Circulating thyroid hormones and metabolites in children with autism spectrum disorder.

Researchers compared thyroid hormone levels between 788 autistic children and 301 non-autistic children. They found autistic children had slightly lower levels of several thyroid hormones and related substances in their blood. While these differences were measurable, they were small and it's unclear what this means for the children's health or development.
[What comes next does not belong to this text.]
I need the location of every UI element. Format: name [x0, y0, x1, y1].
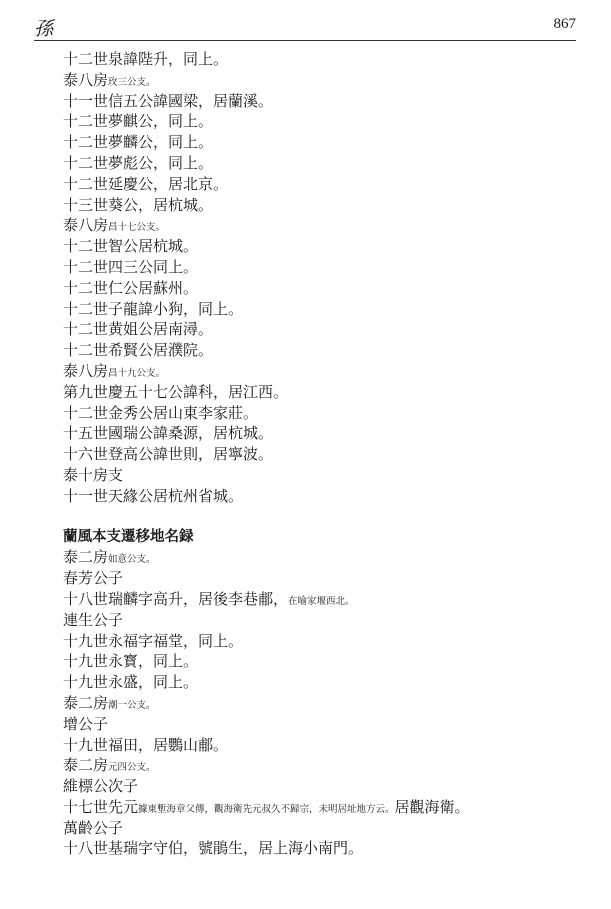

This cross-sectional study examined thyroid hormone levels and metabolites in 788 autistic children compared to 301 non-autistic children (mean age ~7.6-7.8 years). Using advanced laboratory techniques, researchers found that autistic children had significantly lower levels of free T4, free T3, total T4, and total T3 hormones, along with decreased thyroid metabolites 3,5-T2 and 3,3'-T2, while T0 levels were higher. However, TSH levels (thyroid stimulating hormone) were similar between groups, and the observed differences, while statistically significant, were described as small. The study suggests altered thyroid hormone metabolism in autism but requires further investigation to understand clinical significance.

While thyroid hormone differences exist between autistic and non-autistic children, the small magnitude and unclear clinical significance suggest routine thyroid screening protocols may remain unchanged. Further longitudinal research is needed to understand if these differences impact development or treatment outcomes.

Cross-sectional design cannot establish causality. The clinical significance of the small observed differences is unclear. The study doesn't address whether these differences impact autism symptoms or development.

Thyroid hormones affect neurological development and function, but detailed studies of thyroid hormones and metabolites in autism are lacking. To characterize thyroid function and metabolism in autistic children. This cross-sectional study compared 788 autistic children (mean age 7.6 ± 3.9 years, 78% male) with 301 non-autistic children (mean age 7.8 ± 4.0 years, 48% male; comprising 215 (71.4%) non-autistic siblings of participants and 86 (28.6%) unrelated individuals). Plasma TSH, free T4 (FT4) and free T3 (FT3) were measured by automated immunoassay, and total T4, total T3 and thyroid hormone metabolites by customized liquid chromatography-tandem mass spectrometry (LCMS/MS).

Regression analyses were adjusted for age and sex. TSH concentrations were similar in autistic and non-autistic children (median 2.3 vs 2.1 mU/L, P = 0.64). FT4 was significantly lower in autistic children (18.4 vs 18.7 pmol/L, P = 0.0003), as was FT3 (7.0 vs 7.1pmol/L, P<0.0001), with no significant difference in the FT4:FT3 ratio (P = 0.24). Total T4 was lower in autistic children (178 vs 194 nmol/L, P = 0.0026, as was total T3 (2.2 vs 2.4 nmol/L, P = 0.018), with no significant difference in the T4:T3 ratio (P = 0.099).

Two metabolites were significantly lower in autistic children: 3,5-T2 (0.010 vs 0.021 nmol/L, P<0.0001) and 3,3'-T2 (0.12 vs 0.16 nmol/L, P<0.0001), whereas T0 levels were higher (1.5 vs 1.1 nmol/L, P = 0.028). Circulating thyroid hormones and metabolites differ between autistic and non-autistic children, although the observed differences are small. The study demonstrates the utility of LCMS/MS for in-depth characterization of thyroid hormone economy, with potentially wide applications.